Esta primeira sessão me fez lembrar temas já abordados no item dedicado às teorias de Ferenczi (2011c), primariamente em 1933: sua noção da clivagem narcísica como defesa diante do traumático e suas propostas clínicas baseadas na elasticidade da técnica e na sinceridade analítica, na confiança e na regressão ao infantil. Como vimos, o autor também postula que, na adaptação da família à criança, o que se revela traumático se produz quando da passagem da primeira infância à civilização.

Também nos remeteu a Winnicott (1975), originalmente em 1965, com a sua noção de trauma, de agonias impensáveis, da cisão patológica entre

verdadeiro e falso self, e suas propostas clínicas baseadas na confiabilidade analítica e na regressão à dependência.

Winnicott (1994), inicialmente em 1961, ressalta que, ao nascer, o bebê se encontra diante da inevitável dependência absoluta, dirigindo àquela que dele cuida, em geral a mãe, o que o autor denomina “amor impiedoso”. Nessa relação, são dadas as condições para nascerem mundos, que são criados, inventados, descobertos. A onipotência precisa, então, ser assegurada para evitar que esses mundos não entrem em colapso. Assim, para o autor, é o ambiente que regula a intensidade das experiências, atendendo às necessidades da criança e, dessa forma, garantindo sua saúde psíquica.

Ambos os autores se interessaram pelos primórdios, pelo período pré- genital e pré-edípico, com uma disponibilidade clínica para encarar desafios bastante perturbadores, preocupando-se fortemente com as falhas ambientais, trabalhando a regressão terapêutica e buscando inovações técnicas no contexto analítico.

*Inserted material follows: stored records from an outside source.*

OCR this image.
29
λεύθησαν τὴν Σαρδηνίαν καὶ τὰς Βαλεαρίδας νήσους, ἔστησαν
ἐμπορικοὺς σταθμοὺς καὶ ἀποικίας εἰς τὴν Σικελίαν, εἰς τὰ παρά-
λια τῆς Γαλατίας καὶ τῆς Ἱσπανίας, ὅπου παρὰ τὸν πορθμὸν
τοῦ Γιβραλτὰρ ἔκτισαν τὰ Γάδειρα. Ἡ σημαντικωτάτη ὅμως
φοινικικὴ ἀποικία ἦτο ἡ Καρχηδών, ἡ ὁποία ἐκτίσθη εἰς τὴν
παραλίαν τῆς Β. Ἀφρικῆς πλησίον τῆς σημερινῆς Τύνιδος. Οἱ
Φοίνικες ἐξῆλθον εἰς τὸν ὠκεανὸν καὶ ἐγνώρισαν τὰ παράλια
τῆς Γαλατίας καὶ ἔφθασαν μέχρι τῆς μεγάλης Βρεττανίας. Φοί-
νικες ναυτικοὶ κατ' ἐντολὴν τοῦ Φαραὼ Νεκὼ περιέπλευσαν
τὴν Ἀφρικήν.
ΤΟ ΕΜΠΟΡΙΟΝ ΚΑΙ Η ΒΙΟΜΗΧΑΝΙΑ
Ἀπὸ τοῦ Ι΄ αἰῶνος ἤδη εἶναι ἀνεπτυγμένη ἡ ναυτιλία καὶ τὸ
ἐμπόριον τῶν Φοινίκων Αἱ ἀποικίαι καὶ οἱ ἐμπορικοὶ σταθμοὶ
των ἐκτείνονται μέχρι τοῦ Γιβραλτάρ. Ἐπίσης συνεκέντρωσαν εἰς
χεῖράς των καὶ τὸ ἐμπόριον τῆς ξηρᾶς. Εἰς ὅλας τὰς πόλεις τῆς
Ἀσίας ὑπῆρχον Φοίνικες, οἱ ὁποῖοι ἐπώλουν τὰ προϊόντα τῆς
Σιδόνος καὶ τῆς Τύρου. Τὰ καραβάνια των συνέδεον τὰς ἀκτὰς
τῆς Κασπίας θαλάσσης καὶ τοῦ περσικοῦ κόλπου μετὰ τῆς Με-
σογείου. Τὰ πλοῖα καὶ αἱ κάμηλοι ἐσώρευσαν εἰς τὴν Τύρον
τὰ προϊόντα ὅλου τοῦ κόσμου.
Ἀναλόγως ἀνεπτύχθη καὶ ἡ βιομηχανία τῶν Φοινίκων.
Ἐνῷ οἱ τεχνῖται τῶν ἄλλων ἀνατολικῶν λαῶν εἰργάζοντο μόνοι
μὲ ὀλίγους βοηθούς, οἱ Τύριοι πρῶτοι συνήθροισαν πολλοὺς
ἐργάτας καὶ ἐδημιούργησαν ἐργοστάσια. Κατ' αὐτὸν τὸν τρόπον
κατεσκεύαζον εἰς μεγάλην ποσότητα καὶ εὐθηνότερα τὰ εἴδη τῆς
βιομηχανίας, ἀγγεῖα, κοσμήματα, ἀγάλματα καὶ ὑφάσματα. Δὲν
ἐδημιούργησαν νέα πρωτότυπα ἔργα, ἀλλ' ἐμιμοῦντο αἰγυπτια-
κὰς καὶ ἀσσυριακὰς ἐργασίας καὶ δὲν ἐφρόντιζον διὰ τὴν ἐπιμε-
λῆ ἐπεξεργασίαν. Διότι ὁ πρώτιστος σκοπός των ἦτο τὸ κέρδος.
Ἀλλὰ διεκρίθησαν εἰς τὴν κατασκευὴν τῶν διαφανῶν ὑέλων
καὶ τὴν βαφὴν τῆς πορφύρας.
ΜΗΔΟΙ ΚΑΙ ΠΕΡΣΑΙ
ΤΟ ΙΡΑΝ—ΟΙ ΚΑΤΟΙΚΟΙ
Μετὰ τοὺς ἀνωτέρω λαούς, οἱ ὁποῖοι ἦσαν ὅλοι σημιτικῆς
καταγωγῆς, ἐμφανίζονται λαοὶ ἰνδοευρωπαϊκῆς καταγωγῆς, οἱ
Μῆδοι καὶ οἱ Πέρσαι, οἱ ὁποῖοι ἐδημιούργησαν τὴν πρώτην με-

Retomando o caso, em um dos encontros seguintes com a menina Bruna, em que ela chegou com a mãe e a irmã, percebi que estava ansiosa para entrar na sala. Logo pegou a casinha de madeira e a família, arrumou a casa, colocou os pais na cama, as duas crianças no quarto e o bebê no berço. Perguntei sobre esses pais, o que estavam fazendo, ao que me respondeu sorrindo e dizendo não saber. Rapidamente, pegou o bebê e o levou para o quarto das meninas, pegou os bonecos pai e mãe e disse que, agora, eles passeariam com as filhas e o bebê. Voltou a colocar os pais na cama e disse que estavam namorando. Disse-lhe: Olha, essas crianças permitem que seus pais namorem!

Percebi também que Bruna estava separando os adultos em um quarto e as crianças no outro; mais um sinal de que estava arrumando a bagunça que vivera no passado. Depois de organizar onde cada um deveria dormir, indicou que os pais levariam as crianças para passear, ou seja, fariam o que os pais deveriam fazer com as crianças...

Em seguida, se levantou e pegou a bola, me convidando para jogar. Até o final deste segundo encontro, fez uma brincadeira de jogar a bola e pegá-la de volta. Então, perguntou sobre minha saúde, pois percebeu que eu estava gripada na sessão anterior: Você melhorou?... Vou pegar papel, lápis, caneta. Jogou a bola para mim e disse: dois a um. Perguntei: Quem está com dois?; Bruna respondeu: Eu. Agora está três a dois...; Como assim?, retruquei. Bruna sorriu e continuou o jogo, ignorando as regras. Aqui, ficou evidente que, mais do que seguir as regras do jogo, o importante era conseguir mais pontos do que eu, mostrando sua necessidade de sempre ganhar e o horror de perder.